Fear Street Part One: 1994 is the first of three films directed by Leigh Janiak (Honeymoon – watch it!) that will be released on Netflix in 2021. Janiak shot the three films back to back to back, and all three have stories that revolve around teenagers battling a cursed witch named Sarah Fier who ran amok in the 17th century. The R-rated slasher film was inspired by author R.L. Stine’s wildly successful Fear Street series that have sold over 80 million copies and topped the New York Times Bestseller List for weeks at a time.

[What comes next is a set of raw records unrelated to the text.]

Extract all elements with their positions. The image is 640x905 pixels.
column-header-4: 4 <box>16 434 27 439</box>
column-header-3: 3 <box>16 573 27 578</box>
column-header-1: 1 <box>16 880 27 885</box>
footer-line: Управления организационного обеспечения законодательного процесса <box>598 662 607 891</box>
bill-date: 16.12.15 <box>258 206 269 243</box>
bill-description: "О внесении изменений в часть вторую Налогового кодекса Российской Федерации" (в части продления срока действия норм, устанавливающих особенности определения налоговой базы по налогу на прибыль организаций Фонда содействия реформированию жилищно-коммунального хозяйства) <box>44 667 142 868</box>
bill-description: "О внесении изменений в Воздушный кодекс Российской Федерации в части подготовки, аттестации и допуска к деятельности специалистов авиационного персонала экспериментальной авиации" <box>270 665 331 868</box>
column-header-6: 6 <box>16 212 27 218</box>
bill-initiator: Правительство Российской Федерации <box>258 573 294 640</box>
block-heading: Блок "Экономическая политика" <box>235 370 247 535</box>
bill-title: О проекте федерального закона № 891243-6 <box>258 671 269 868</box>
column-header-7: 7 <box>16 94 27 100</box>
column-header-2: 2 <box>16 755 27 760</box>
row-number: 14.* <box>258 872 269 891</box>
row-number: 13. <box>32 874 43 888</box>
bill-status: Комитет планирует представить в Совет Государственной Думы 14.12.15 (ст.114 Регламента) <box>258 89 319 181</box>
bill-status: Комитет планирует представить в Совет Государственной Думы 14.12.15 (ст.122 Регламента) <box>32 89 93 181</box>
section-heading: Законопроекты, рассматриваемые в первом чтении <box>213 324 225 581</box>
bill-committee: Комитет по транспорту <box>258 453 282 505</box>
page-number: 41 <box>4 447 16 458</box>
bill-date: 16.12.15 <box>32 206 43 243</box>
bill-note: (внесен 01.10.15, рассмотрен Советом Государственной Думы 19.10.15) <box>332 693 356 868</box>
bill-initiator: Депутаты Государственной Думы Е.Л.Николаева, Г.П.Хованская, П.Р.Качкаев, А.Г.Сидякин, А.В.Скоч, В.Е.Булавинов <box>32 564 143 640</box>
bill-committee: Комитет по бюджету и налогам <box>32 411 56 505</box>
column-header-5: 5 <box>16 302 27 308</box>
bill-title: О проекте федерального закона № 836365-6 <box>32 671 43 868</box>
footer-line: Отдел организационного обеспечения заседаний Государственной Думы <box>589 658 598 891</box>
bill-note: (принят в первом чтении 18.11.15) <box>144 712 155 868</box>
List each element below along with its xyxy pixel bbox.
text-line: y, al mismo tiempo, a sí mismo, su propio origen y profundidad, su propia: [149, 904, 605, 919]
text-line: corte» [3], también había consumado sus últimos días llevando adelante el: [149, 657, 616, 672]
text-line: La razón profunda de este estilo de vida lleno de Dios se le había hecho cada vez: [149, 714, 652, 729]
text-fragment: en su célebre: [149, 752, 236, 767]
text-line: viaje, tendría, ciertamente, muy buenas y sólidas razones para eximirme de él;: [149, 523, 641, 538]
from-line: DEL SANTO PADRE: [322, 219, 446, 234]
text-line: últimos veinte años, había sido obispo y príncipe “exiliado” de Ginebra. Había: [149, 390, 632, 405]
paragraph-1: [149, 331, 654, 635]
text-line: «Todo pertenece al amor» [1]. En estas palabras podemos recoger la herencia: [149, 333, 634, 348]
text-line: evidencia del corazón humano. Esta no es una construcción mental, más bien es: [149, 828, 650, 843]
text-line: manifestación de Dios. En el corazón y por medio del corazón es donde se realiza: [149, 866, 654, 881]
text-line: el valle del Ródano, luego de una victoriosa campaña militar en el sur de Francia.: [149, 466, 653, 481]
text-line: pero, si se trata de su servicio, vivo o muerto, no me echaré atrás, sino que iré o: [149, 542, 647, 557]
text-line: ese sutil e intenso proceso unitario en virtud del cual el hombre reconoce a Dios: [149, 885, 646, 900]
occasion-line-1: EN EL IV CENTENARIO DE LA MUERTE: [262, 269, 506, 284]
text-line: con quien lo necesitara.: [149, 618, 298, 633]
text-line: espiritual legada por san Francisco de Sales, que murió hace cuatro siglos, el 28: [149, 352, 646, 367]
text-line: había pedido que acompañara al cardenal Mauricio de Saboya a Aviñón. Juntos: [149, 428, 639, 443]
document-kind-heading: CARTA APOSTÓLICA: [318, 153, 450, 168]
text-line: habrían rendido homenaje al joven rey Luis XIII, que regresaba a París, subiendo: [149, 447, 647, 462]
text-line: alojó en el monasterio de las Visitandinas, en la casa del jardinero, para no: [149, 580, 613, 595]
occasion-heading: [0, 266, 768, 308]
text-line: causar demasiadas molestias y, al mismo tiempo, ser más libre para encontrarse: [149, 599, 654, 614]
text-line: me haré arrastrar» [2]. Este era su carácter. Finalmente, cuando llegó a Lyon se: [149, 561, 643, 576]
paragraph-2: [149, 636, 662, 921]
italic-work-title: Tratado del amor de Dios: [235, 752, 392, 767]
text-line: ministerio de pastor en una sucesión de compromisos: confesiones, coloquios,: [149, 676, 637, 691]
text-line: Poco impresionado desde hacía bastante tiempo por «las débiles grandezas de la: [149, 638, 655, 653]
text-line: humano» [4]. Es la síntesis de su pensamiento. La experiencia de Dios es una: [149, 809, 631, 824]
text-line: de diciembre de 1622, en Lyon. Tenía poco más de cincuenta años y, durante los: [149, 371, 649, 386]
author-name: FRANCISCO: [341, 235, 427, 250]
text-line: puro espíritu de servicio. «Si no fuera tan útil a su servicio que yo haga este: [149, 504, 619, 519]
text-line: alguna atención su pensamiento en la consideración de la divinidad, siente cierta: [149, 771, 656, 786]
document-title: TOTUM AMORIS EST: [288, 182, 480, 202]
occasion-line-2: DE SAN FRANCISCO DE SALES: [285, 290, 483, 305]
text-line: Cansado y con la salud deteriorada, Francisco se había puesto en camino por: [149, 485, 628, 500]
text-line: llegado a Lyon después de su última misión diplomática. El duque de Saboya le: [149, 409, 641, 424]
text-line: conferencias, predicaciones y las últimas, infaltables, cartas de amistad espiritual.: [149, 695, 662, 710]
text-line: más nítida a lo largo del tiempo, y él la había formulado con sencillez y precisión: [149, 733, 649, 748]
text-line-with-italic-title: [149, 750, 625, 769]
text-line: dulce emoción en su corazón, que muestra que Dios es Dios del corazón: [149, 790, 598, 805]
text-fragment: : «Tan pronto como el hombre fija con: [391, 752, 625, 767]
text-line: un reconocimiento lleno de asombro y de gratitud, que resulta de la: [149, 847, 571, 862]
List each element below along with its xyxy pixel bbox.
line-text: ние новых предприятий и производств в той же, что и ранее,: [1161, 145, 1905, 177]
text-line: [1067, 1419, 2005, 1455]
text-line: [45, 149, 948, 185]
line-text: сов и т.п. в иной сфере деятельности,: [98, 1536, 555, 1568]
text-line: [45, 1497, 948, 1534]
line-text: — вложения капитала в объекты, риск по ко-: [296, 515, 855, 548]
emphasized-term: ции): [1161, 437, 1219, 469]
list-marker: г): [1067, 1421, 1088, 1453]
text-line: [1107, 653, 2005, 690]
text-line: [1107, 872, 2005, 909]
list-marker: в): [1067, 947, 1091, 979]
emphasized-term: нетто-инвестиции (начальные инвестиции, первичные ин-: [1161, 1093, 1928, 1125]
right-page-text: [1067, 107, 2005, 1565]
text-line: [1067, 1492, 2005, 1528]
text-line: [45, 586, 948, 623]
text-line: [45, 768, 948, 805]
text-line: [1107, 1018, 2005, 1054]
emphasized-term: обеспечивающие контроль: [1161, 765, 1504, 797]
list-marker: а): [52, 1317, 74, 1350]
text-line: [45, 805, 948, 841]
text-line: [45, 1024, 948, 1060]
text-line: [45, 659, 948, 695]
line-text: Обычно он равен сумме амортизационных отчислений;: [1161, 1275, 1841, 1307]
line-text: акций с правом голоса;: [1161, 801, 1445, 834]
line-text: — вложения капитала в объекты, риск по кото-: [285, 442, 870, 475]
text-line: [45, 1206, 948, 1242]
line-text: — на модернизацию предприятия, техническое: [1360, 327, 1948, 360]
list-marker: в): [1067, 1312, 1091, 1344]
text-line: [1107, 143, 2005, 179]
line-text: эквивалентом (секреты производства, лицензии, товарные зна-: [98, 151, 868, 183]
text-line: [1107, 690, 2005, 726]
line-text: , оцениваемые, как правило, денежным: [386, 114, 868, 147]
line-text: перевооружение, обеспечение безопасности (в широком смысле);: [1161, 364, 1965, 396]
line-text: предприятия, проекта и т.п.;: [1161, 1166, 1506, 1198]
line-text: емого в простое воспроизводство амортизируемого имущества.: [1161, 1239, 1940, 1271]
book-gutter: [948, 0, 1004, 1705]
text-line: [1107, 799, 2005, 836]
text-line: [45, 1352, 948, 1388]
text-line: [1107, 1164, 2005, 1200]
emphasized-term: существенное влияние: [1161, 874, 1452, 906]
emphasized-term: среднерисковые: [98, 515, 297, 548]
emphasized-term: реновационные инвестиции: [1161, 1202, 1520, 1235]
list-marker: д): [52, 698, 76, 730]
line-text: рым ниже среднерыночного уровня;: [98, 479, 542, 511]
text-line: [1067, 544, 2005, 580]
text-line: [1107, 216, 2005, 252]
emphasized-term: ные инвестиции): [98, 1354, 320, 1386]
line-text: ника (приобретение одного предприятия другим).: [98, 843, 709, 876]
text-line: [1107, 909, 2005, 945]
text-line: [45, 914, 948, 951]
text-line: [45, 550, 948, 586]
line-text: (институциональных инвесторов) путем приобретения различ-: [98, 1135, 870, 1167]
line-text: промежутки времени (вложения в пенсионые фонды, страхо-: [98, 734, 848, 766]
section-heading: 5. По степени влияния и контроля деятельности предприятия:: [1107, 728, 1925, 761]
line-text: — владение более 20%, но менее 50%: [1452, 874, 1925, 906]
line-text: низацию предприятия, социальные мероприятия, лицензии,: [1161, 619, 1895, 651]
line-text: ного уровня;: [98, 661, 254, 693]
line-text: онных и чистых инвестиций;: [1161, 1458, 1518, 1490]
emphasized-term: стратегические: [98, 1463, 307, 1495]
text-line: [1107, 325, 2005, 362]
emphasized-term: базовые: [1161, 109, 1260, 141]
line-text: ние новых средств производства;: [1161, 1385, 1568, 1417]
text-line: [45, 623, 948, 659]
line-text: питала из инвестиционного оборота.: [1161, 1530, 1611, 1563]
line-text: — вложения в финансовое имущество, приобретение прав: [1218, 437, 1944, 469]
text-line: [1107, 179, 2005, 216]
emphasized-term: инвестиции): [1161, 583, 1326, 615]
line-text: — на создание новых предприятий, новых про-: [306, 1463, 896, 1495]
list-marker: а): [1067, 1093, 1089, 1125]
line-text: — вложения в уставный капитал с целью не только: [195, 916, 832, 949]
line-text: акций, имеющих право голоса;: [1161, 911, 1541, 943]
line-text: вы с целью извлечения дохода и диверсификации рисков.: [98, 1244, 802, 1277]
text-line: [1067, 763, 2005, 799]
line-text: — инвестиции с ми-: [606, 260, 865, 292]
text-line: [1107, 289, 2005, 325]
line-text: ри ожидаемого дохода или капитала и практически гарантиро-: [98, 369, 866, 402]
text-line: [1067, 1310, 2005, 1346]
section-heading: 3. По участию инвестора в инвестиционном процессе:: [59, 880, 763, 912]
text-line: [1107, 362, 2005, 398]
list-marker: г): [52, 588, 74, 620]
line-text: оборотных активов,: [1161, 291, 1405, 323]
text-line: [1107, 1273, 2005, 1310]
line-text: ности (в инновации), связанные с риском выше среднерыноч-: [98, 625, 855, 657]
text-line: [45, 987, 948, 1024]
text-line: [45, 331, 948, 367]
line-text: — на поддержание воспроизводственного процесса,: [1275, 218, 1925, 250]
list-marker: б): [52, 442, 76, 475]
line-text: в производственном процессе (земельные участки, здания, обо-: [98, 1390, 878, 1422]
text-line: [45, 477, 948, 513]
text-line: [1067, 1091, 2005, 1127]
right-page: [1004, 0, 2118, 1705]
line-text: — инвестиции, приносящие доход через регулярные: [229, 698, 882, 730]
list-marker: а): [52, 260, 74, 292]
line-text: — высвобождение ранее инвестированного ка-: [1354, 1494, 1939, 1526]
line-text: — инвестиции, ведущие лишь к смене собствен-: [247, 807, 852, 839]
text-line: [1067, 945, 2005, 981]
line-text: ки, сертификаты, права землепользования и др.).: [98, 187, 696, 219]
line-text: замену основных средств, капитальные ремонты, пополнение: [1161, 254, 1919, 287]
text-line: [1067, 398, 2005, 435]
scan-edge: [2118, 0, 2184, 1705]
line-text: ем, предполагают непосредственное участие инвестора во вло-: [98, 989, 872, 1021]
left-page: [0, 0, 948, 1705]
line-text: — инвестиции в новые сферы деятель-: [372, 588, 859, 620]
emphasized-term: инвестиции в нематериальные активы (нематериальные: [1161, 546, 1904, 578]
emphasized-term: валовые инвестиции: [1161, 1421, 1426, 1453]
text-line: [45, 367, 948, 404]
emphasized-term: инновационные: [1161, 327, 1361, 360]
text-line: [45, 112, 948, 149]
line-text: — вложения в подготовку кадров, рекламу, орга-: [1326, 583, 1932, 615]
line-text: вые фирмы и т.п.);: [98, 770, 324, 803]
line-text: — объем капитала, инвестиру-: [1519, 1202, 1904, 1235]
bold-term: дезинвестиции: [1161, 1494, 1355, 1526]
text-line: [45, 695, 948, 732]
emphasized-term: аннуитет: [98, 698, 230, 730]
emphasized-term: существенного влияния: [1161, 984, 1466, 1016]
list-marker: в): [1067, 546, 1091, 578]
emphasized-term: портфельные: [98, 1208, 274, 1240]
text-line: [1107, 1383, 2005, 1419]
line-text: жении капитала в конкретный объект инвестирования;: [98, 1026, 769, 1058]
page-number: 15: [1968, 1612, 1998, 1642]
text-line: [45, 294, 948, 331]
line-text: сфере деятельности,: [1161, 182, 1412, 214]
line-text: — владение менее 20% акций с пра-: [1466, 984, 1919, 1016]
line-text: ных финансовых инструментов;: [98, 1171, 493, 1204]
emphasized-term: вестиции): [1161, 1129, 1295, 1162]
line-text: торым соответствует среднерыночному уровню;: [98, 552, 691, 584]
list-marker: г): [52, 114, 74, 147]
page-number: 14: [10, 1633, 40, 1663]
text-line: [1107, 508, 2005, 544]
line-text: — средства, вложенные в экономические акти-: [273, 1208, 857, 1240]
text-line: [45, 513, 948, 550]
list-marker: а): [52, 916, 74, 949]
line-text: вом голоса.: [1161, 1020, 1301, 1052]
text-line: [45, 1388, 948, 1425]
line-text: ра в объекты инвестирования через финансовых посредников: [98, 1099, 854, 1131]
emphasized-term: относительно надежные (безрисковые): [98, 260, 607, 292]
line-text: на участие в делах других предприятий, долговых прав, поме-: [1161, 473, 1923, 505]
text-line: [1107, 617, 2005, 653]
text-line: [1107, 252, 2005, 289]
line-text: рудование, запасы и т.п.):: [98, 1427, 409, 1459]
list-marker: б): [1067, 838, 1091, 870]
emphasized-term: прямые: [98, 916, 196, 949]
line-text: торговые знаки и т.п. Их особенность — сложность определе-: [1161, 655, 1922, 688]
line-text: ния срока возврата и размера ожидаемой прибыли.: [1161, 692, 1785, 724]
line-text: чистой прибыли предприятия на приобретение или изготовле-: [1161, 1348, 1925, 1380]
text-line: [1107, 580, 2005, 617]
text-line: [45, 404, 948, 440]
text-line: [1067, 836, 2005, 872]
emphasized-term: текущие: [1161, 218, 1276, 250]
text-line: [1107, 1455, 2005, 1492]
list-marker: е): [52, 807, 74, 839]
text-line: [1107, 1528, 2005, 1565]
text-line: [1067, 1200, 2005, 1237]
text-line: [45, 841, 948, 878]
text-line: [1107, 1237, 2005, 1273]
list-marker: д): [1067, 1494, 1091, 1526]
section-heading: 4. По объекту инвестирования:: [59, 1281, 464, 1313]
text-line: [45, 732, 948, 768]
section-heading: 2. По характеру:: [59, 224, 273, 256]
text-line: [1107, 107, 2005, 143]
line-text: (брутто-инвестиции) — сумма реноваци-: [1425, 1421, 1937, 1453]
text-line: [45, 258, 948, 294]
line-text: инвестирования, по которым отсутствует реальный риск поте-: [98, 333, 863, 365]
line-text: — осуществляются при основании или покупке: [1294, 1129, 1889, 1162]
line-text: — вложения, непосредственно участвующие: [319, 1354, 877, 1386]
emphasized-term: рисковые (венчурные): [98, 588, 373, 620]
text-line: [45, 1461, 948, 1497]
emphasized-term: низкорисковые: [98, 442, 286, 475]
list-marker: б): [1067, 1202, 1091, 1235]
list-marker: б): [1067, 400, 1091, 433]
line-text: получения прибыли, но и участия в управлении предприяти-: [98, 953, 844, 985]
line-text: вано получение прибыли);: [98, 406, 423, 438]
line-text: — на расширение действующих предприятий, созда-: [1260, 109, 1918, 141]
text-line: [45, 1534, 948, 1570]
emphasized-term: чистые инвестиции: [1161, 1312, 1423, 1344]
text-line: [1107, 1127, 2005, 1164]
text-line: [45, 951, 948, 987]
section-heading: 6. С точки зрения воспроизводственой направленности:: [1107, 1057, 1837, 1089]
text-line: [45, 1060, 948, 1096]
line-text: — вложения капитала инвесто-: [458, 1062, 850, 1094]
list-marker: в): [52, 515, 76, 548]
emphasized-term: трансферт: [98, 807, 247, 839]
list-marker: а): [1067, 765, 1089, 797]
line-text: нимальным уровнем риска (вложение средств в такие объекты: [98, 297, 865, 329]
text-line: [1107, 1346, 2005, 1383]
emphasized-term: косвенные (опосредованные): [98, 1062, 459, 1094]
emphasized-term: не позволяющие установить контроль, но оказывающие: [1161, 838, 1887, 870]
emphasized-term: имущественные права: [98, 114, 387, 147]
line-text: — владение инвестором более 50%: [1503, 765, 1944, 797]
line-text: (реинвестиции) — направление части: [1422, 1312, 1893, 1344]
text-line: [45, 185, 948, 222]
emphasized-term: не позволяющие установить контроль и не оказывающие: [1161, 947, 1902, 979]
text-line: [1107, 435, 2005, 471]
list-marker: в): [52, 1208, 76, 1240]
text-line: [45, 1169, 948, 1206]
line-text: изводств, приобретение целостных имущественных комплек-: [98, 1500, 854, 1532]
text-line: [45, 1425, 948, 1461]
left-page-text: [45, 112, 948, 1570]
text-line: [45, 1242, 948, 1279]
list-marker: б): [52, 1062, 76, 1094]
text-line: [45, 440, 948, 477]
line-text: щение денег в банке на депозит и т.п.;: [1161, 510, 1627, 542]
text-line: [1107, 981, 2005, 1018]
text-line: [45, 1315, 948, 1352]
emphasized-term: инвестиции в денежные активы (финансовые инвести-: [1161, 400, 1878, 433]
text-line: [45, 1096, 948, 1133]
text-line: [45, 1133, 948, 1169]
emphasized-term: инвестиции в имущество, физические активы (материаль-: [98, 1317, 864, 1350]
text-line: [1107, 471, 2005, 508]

The more adult themed books by Stine provide plenty of fun material for future installments, and the series is kicked off promisingly with Fear Street 1994. What’s fun about the movie is how it celebrates nostalgia but still is its own thing, with its own wildly intricate storyline. Another bonus is the fun gore that Janiak (seriously, watch Honeymoon) fought to include. In a recent interview with IndieWire, she said “Right away, I was like, these have to be R-rated slasher movies, I was thinking about being 10 and 11 and sneaking to the video store and renting things I wasn’t supposed to rent, like ‘Child’s Play’ and ‘A Nightmare on Elm Street.’ That was an important part, always, for me.”

The trilogy starts off in 1994 with a Scream-esque opening that features Maya Hawke (this film’s Drew Barrymore) being killed inside of a shopping mall while she’s closing up the bookstore she works in. The cat-and-mouse game features shots directly lifted from Scream, and it lets you know what to expect during the 107-minute running time (1990s music, movie references, blood). From there, we meet Deena (Kiana Madeira), her younger brother Josh (Benjamin Flores Jr.), her ex-girlfriend Sam (Olivia Scott Welch), and two high school drug dealers named Kate (Julia Rehwald) and Simon (Fred Hechinger) who live in Shadyside, Ohio, a meca for serial killers who have been terrorizing the town for hundreds of years. The majority of the teens in town suspect that something paranormal is afoot, but the adults and sheriff don’t buy the theory, and thus it’s up to the teenagers to solve the mystery after they disturb the grave of Sarah Fier during a melee between them and the residents of Sunnyvale (the nice section of town). 

What makes Fear Street Part 1: 1994 so entertaining is that it has a mean streak. There are unexpected character deaths that probably won’t entertain hardcore horror hounds who grew up on 1980’s (and late 1970s) slasher cinema, but, will excite young kids who are just getting into horror and haven’t watched A Serbian Film yet. Also, the glossy digital cinematography by Caleb Heymann (Stranger Things, The Mortuary Collection) contrasts well with the surprise head slicing, and he finds fun ways to make the movie visually exciting with overhead shots, cranes, and inspired shots that subvert horror tropes.  

The performances are all solid, and the standouts are Kianna Madeira and Fred Hechinger (watch News of the World, he has a small but memorable role), who find ways to make their characters likable and three-dimensional during all the killing. There really are no weak links, and the only complaint about the movie is that it adds layers and layers of plot atop a film that doesn’t really need it. Fear Street 1994 could’ve been streamlined to create a tight 90-minute film, but you probably won’t mind spending a few more minutes with the likable actors and memorable killer(s).